Although this report by Weiss et al. provides novel insights into the presence and severity of functional myocardial abnormalities in asymptomatic carriers of DMD and BMD mutations, this line of investigation could be strengthened in several ways: (1) The addition of noninvasive diastolic parameters to the evaluation of these patients both at rest and with exercise would be very enlightening. Previous studies in male patients with DMD have demonstrated significant abnormalities of LV relaxation and compliance that preceded abnormalities of LV systolic function.
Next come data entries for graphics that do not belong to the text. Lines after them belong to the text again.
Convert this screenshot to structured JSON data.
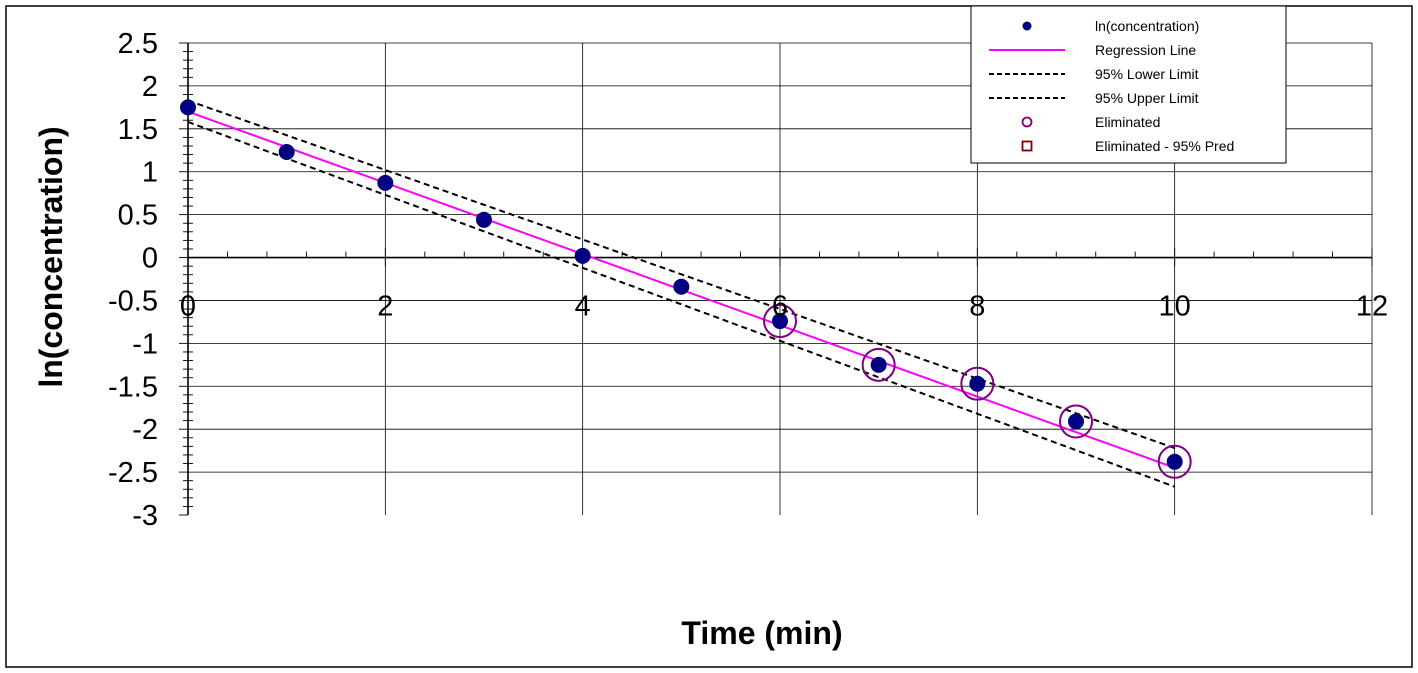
{
  "chart_data": {
    "type": "scatter",
    "title": "",
    "xlabel": "Time (min)",
    "ylabel": "ln(concentration)",
    "xlim": [
      0,
      12
    ],
    "ylim": [
      -3,
      2.5
    ],
    "x_ticks": [
      "0",
      "2",
      "4",
      "6",
      "8",
      "10",
      "12"
    ],
    "y_ticks": [
      "2.5",
      "2",
      "1.5",
      "1",
      "0.5",
      "0",
      "-0.5",
      "-1",
      "-1.5",
      "-2",
      "-2.5",
      "-3"
    ],
    "x_major_tick_values": [
      0,
      2,
      4,
      6,
      8,
      10,
      12
    ],
    "y_major_tick_values": [
      2.5,
      2,
      1.5,
      1,
      0.5,
      0,
      -0.5,
      -1,
      -1.5,
      -2,
      -2.5,
      -3
    ],
    "x_minor_step": 0.4,
    "y_minor_step": 0.1,
    "grid": true,
    "legend_position": "top-right",
    "legend": [
      {
        "label": "ln(concentration)",
        "marker": "filled-circle",
        "color": "#000080"
      },
      {
        "label": "Regression Line",
        "marker": "solid-line",
        "color": "#ff00ff"
      },
      {
        "label": "95% Lower Limit",
        "marker": "dashed-line",
        "color": "#000000"
      },
      {
        "label": "95% Upper Limit",
        "marker": "dashed-line",
        "color": "#000000"
      },
      {
        "label": "Eliminated",
        "marker": "open-circle",
        "color": "#800080"
      },
      {
        "label": "Eliminated - 95% Pred",
        "marker": "open-square",
        "color": "#800000"
      }
    ],
    "series": [
      {
        "name": "ln(concentration)",
        "x": [
          0,
          1,
          2,
          3,
          4,
          5,
          6,
          7,
          8,
          9,
          10
        ],
        "y": [
          1.75,
          1.23,
          0.87,
          0.44,
          0.02,
          -0.34,
          -0.74,
          -1.25,
          -1.47,
          -1.91,
          -2.38
        ],
        "color": "#000080"
      },
      {
        "name": "Regression Line",
        "x": [
          0,
          10
        ],
        "y": [
          1.7,
          -2.45
        ],
        "color": "#ff00ff"
      },
      {
        "name": "95% Lower Limit",
        "x": [
          0,
          10
        ],
        "y": [
          1.58,
          -2.67
        ],
        "color": "#000000"
      },
      {
        "name": "95% Upper Limit",
        "x": [
          0,
          10
        ],
        "y": [
          1.83,
          -2.22
        ],
        "color": "#000000"
      },
      {
        "name": "Eliminated",
        "x": [
          6,
          7,
          8,
          9,
          10
        ],
        "y": [
          -0.74,
          -1.25,
          -1.47,
          -1.91,
          -2.38
        ],
        "color": "#800080"
      },
      {
        "name": "Eliminated - 95% Pred",
        "x": [],
        "y": [],
        "color": "#800000"
      }
    ]
  }
}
Although routine Doppler evaluation was performed in a small subset of patients at rest in the current study, a more comprehensive prospective approach is needed to identify and characterize important detrimental changes in diastolic function in this cohort. (2) Do “carriers” of these X-linked mutations exhibit similar regional changes in strain and strain rate imaging compared with male patients with DMD? Is exercise echocardiography not robust enough to detect these more characteristic regional myocardial abnormalities identified in patients with DMD in the inferolateral and anterolateral walls, or does this older “carrier” cohort manifest a more generalized myocardial distribution? The addition of more sensitive deformational techniques to the noninvasive evaluation of this patient population seems intriguing and clinically important. (3) Finally, at what stage should medical management be instituted to treat these abnormalities of ventricular performance? Is the left ventricle capable of reverse remodeling, similar to studies in younger male patients with DMD? Although a large multicenter study will likely be needed to address these and many other relevant questions, the present study sheds new light on the presence and extent of systolic dysfunction in this patient cohort and supports the recommendation that “carriers” of X-linked dystrophinopathies warrant close serial follow-up.